Google co-founder Larry Page gave a talk called “Stanford and Google and the World, Oh My!” today. A few tidbits I didn’t know:
Most of the company goes on a ski trip to Tahoe every year. People ask when that tradition will end, as Google is no longer a small company (Page emphasizes that Google is medium-sized, not large). Page pointed out that the relative cost of sending most employees on the company outing is the same whether you have seven employees and leave one to mind the servers (as was the case on the first trip) or some larger numbers in similar proportions. The company culture doesn’t have to change (the purpose of the talk, followed by an info-session I didn’t stay for, was to recruit Stanford students). Ok, that tidbit was relatively boring, but easy to drop into conversation with most any crowd.
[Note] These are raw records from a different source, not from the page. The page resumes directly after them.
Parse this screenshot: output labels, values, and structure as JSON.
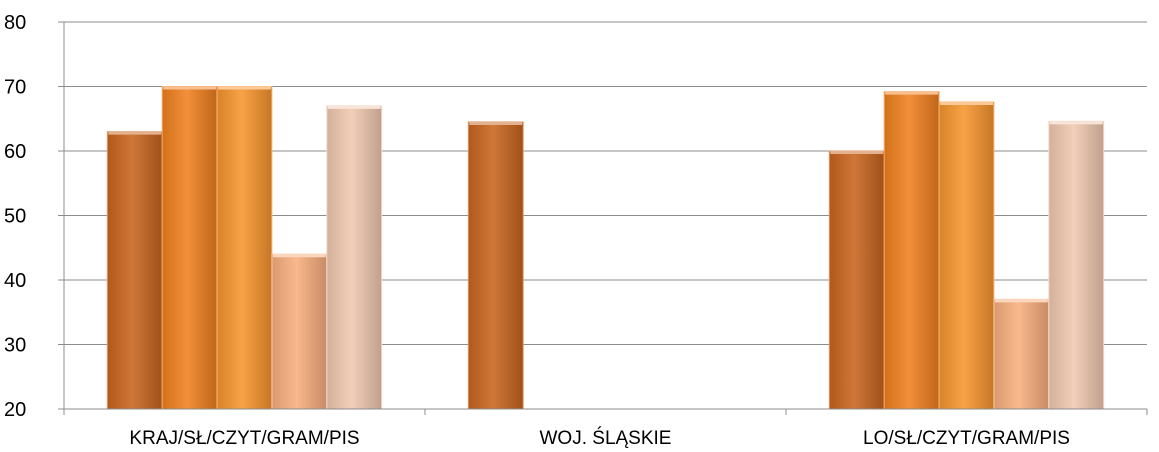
{
  "chart_data": {
    "type": "bar",
    "title": "",
    "xlabel": "",
    "ylabel": "",
    "ylim": [
      20,
      80
    ],
    "yticks": [
      20,
      30,
      40,
      50,
      60,
      70,
      80
    ],
    "grid": true,
    "legend": "none",
    "categories": [
      "KRAJ/SŁ/CZYT/GRAM/PIS",
      "WOJ. ŚLĄSKIE",
      "LO/SŁ/CZYT/GRAM/PIS"
    ],
    "series": [
      {
        "values": [
          63,
          64.5,
          60
        ],
        "color": "#C8651E"
      },
      {
        "values": [
          70,
          null,
          69.2
        ],
        "color": "#F0801F"
      },
      {
        "values": [
          70,
          null,
          67.6
        ],
        "color": "#F7952E"
      },
      {
        "values": [
          44,
          null,
          37
        ],
        "color": "#F9AE7E"
      },
      {
        "values": [
          67,
          null,
          64.6
        ],
        "color": "#F0C8B0"
      }
    ]
  }
}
In order to hire more engineers, Google is adding engineering campuses in Manhattan, Switzerland, and India. Why those locations? They’re places where people already working for Google want to move. (Page quipped that India is someplace people want to move back to, unlike most places. I doubt the latter. I recall reportage of the phenomenon of people returning to Hong Kong and Ireland. People will go anywhere opportunity is to be found. If it is “home”, so much the better.) Immigration policies also made a difference: apparently it is easier for a spouse of a sponsored worker to work legally in Switzerland than in most places, and many good people are being kicked out of the U.S., a phenomenon Page decried. I strongly concur. By the way, 1) if there’s a race to the bottom for knowledge workers, Google is crazy for opening new offices in two of the most expensive places in the world, 2) on the way home I heard two Indian women talking about their immigration bureaucracy travails, and 3) Apartheid sucks.
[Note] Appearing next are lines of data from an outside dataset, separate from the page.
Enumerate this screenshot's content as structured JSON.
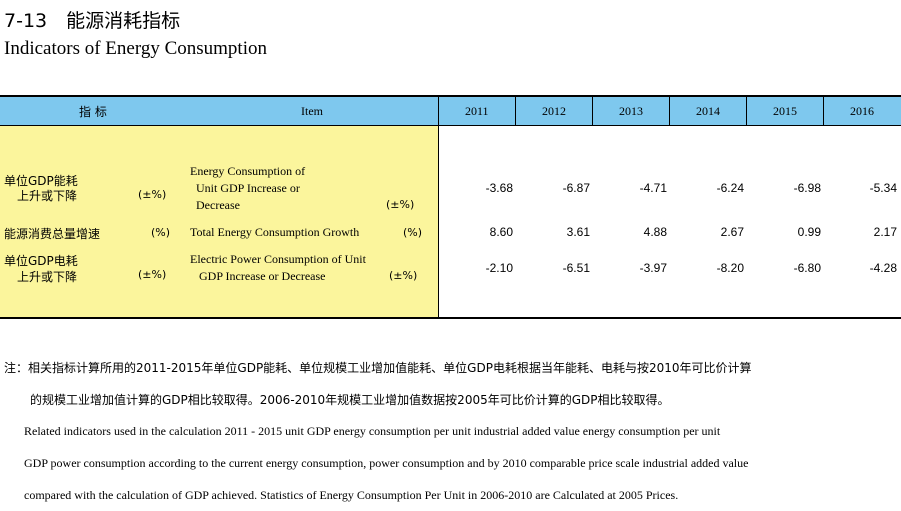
{
  "title": {
    "cn": "7-13　能源消耗指标",
    "en": "Indicators of Energy Consumption"
  },
  "table": {
    "header": {
      "indicator_cn": "指 标",
      "item_en": "Item",
      "years": [
        "2011",
        "2012",
        "2013",
        "2014",
        "2015",
        "2016"
      ]
    },
    "rows": [
      {
        "cn_line1": "单位GDP能耗",
        "cn_line2": "上升或下降",
        "cn_unit": "(±%)",
        "en_line1": "Energy Consumption of",
        "en_line2": "Unit GDP Increase or",
        "en_line3": "Decrease",
        "en_unit": "(±%)",
        "values": [
          "-3.68",
          "-6.87",
          "-4.71",
          "-6.24",
          "-6.98",
          "-5.34"
        ]
      },
      {
        "cn_line1": "能源消费总量增速",
        "cn_unit": "(%)",
        "en_line1": "Total Energy Consumption Growth",
        "en_unit": "(%)",
        "values": [
          "8.60",
          "3.61",
          "4.88",
          "2.67",
          "0.99",
          "2.17"
        ]
      },
      {
        "cn_line1": "单位GDP电耗",
        "cn_line2": "上升或下降",
        "cn_unit": "(±%)",
        "en_line1": "Electric Power Consumption of Unit",
        "en_line2": "GDP Increase or Decrease",
        "en_unit": "(±%)",
        "values": [
          "-2.10",
          "-6.51",
          "-3.97",
          "-8.20",
          "-6.80",
          "-4.28"
        ]
      }
    ]
  },
  "notes": {
    "cn_line1": "注：相关指标计算所用的2011-2015年单位GDP能耗、单位规模工业增加值能耗、单位GDP电耗根据当年能耗、电耗与按2010年可比价计算",
    "cn_line2": "的规模工业增加值计算的GDP相比较取得。2006-2010年规模工业增加值数据按2005年可比价计算的GDP相比较取得。",
    "en_line1": "Related indicators used in the calculation 2011 - 2015 unit GDP energy consumption per unit industrial added value energy consumption per unit",
    "en_line2": "GDP power consumption according to the current energy consumption, power consumption and by 2010 comparable price scale industrial added value",
    "en_line3": "compared with the calculation of GDP achieved. Statistics of Energy Consumption Per Unit in 2006-2010 are Calculated at 2005 Prices."
  },
  "colors": {
    "header_band": "#7ec8ee",
    "stub_background": "#fbf59c"
  }
}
One of Page’s slides was a picture of HAL’s front plate. AI is the goal of every computer scientist he says, excepting the scared ones. If Google can accurately answer any arbitrary query, you have AI. Google has many AI projects, some of them highly speculative (no details given). Eliezer Yudkowsky has often written that Google is the source of all truth and the like, but now he may be frightened, as I doubt Google engineers buy his friendly AI imperative.